Не давайте искусству вступать в битвы эпохи; ибо родина его — по ту сторону всякой эпохи. Его битвы — словно бури, несущие с собой семена, а его победы подобны весне. Его создания: бескровные жертвы нового завета.


Тут мне приходит на ум Гёте, в своем искусстве ни одним произведением не изобразивший «великого, героического подъема германской нации». Да разве апофеоз раздора мог быть причастен к росту его богатой, зрелой и достигшей ясности природы?

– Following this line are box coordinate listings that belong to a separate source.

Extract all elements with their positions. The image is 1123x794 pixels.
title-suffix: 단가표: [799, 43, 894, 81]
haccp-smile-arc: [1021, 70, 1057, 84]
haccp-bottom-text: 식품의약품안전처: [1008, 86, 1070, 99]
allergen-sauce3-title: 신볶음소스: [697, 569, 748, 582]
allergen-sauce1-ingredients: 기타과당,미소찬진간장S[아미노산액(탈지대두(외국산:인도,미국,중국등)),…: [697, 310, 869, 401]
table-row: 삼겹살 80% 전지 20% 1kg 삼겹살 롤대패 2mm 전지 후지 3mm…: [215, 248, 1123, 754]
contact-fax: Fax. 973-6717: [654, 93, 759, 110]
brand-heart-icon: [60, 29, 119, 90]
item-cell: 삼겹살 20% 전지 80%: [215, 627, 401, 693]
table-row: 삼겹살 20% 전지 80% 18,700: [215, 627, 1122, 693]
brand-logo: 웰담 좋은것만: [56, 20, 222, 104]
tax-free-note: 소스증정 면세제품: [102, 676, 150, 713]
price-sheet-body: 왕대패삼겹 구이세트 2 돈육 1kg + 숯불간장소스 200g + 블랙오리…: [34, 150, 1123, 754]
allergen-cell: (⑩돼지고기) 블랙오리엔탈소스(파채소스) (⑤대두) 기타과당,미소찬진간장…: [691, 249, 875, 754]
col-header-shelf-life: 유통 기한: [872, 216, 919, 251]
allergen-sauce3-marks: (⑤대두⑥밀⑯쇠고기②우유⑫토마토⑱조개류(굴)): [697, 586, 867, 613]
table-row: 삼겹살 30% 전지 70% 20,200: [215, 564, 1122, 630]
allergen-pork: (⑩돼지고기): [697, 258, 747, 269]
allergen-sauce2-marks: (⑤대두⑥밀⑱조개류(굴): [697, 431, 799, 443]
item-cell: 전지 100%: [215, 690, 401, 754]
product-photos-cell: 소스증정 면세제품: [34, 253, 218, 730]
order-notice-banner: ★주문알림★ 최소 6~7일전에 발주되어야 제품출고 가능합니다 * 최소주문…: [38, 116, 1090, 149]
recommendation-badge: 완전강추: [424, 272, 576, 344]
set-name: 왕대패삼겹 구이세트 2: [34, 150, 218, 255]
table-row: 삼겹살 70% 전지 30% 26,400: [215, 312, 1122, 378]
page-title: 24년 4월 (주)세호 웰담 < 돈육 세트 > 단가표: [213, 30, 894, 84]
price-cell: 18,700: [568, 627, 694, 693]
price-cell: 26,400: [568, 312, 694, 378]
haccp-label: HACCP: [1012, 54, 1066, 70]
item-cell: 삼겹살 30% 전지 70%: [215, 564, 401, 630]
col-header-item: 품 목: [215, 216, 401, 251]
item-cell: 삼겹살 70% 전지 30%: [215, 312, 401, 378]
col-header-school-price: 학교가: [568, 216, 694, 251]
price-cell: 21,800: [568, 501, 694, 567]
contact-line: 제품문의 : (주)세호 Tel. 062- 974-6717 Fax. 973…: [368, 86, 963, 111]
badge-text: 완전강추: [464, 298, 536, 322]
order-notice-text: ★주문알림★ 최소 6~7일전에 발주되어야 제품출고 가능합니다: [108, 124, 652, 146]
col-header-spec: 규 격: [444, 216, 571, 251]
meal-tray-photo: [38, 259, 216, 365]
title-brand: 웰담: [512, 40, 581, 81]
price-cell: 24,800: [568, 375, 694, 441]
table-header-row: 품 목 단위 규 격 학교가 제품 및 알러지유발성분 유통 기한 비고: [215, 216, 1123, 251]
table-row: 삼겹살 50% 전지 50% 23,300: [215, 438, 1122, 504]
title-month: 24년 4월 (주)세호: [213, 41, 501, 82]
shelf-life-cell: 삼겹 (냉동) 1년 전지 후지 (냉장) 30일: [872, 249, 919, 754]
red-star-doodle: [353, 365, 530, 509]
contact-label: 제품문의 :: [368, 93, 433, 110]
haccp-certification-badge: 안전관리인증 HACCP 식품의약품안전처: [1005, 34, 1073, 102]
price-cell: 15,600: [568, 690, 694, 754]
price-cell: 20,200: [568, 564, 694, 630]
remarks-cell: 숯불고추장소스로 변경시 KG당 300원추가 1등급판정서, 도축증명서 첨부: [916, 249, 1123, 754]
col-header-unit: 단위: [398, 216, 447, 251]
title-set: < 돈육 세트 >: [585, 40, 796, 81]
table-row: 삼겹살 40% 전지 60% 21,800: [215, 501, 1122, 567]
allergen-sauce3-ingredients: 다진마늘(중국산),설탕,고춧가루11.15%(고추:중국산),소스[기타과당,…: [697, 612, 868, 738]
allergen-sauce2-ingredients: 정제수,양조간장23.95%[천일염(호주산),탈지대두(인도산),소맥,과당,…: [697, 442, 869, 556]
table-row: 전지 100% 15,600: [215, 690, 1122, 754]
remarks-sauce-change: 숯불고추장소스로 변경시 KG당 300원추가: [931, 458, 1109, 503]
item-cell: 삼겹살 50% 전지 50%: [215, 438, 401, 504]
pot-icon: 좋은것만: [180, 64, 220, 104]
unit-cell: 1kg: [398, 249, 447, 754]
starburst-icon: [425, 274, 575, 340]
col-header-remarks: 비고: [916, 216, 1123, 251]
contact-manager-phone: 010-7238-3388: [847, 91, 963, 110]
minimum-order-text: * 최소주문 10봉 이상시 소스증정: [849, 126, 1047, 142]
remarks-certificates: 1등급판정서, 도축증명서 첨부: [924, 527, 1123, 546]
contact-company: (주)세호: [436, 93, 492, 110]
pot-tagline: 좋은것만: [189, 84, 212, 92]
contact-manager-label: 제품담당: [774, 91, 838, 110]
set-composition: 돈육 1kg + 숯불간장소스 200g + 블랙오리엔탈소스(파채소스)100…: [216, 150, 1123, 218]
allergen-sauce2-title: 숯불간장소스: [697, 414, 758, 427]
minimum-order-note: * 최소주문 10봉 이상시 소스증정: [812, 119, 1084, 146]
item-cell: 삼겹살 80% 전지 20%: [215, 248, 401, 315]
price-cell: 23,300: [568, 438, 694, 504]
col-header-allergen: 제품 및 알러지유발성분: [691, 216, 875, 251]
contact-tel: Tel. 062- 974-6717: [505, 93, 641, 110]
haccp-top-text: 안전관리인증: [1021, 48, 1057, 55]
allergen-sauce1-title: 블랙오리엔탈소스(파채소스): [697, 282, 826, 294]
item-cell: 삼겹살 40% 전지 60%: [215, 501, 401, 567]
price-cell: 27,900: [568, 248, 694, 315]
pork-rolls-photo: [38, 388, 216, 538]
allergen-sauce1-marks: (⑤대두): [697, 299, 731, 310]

Национальное искусство! Да любое честное искусство национально. Самый его корень греется в родной земле, и вся его отвага оттуда же. Но вот ствол уже растет одиноко, а туда, где раскинулась крона, нет доступа никому. И возможно, темному корню невдомек, появились ли уже на ветвях цветы.


Ведь каждая из ветвей растет, чтобы стать собой. Если бы вдруг одна из них, собравшись с силами, встретила самое себя, то, возможно, смогла бы и вернуться к остальным, став им спасителем, а они его распяли или сожгли бы. А из того, что от него осталось, соорудили бы себе какую-нибудь религию.


Но такому никогда не бывать мастером. Ведь когда человек творчества встречает себя самого, он остается в своем одиночестве: он хочет умереть на родине.


Если бы боги существовали, мы бы не смогли их узнать; ибо того, что нам о них известно, достаточно, чтобы их уничтожить.


И тем не менее все великие были всего лишь выскочками — это следует из того, что они неизменно возвращались к массам. Попавшие на троны из хижин, они всех своих родных старались сделать князьями. Творящие добро, они раздаривали бедным роскошные одежды, забывая, что платье великанов можно носить, лишь нарезав на мелкие кусочки.


Искусство, достигшее своих вершин, не может быть национальным; отсюда — каждый мастер, в сущности, рождается на чужбине, а отчизна его — лишь в нем самом. И из его творений самые настоящие — те, что говорят на языке этой отчизны.


Мне кажется, это даже один из коренных признаков художничества: ведь обыкновенный человек уходит из отчизны на чужбину; он, так сказать, стареет в неизвестное. Мастер же, что приходит с темной чужбины, полной множества тайн, все больше проникается на этом пути светом, радостью и точностью. Вещи все больше становятся для него своими, и ему остается лишь одно великое свидание, одно великое узнавание и приветствие.


А если они встретятся в дороге, то, возможно, не поймут друг друга — но что же тут странного?


И впрямь, есть там одно место, на котором они разминутся: тот, что идет на чужбину, обыватель, станет из сил выбиваться, только бы залучить второго в свой орден, сделать его спутником в своем странствии. Он всегда — за сообщительность и единодушие.


Как я уже сказал, наиболее верно об искусстве, как и о многом другом, судит простой народ. Косный, он воспринимает искусство как излишество, а уж если входит в раж, с яростью швыряется камнями в первую попавшуюся мраморную статую. Да и как не швыряться: ведь произведения искусства суть жалованные грамоты уникальной, исконно-подлинной аристократии — той, что еще не забыла о предках!


Кто впервые попадает в Италию, да к тому же знаком с Германией, получает удовольствие от той доверительной общности, с которой идут по жизни великие творения искусства и народ; в Лоджии Орканьи[19] какой-нибудь оборванец спит, чтобы не думать о еде, прямо у подножия Челлиниева «Персея», и никакие цепи не ограждают колодцы с искусно декорированными колоннами, украшающие большие площади. Но тот, кто совсем уж было поверил в некую симпатию, вскоре начинает догадываться, что этот народ ничем не отличается от соседей Шуберта или Бетховена: поначалу беспрестанная музыка им мешает, потом раздражает и, наконец, они перестают обращать на нее внимание.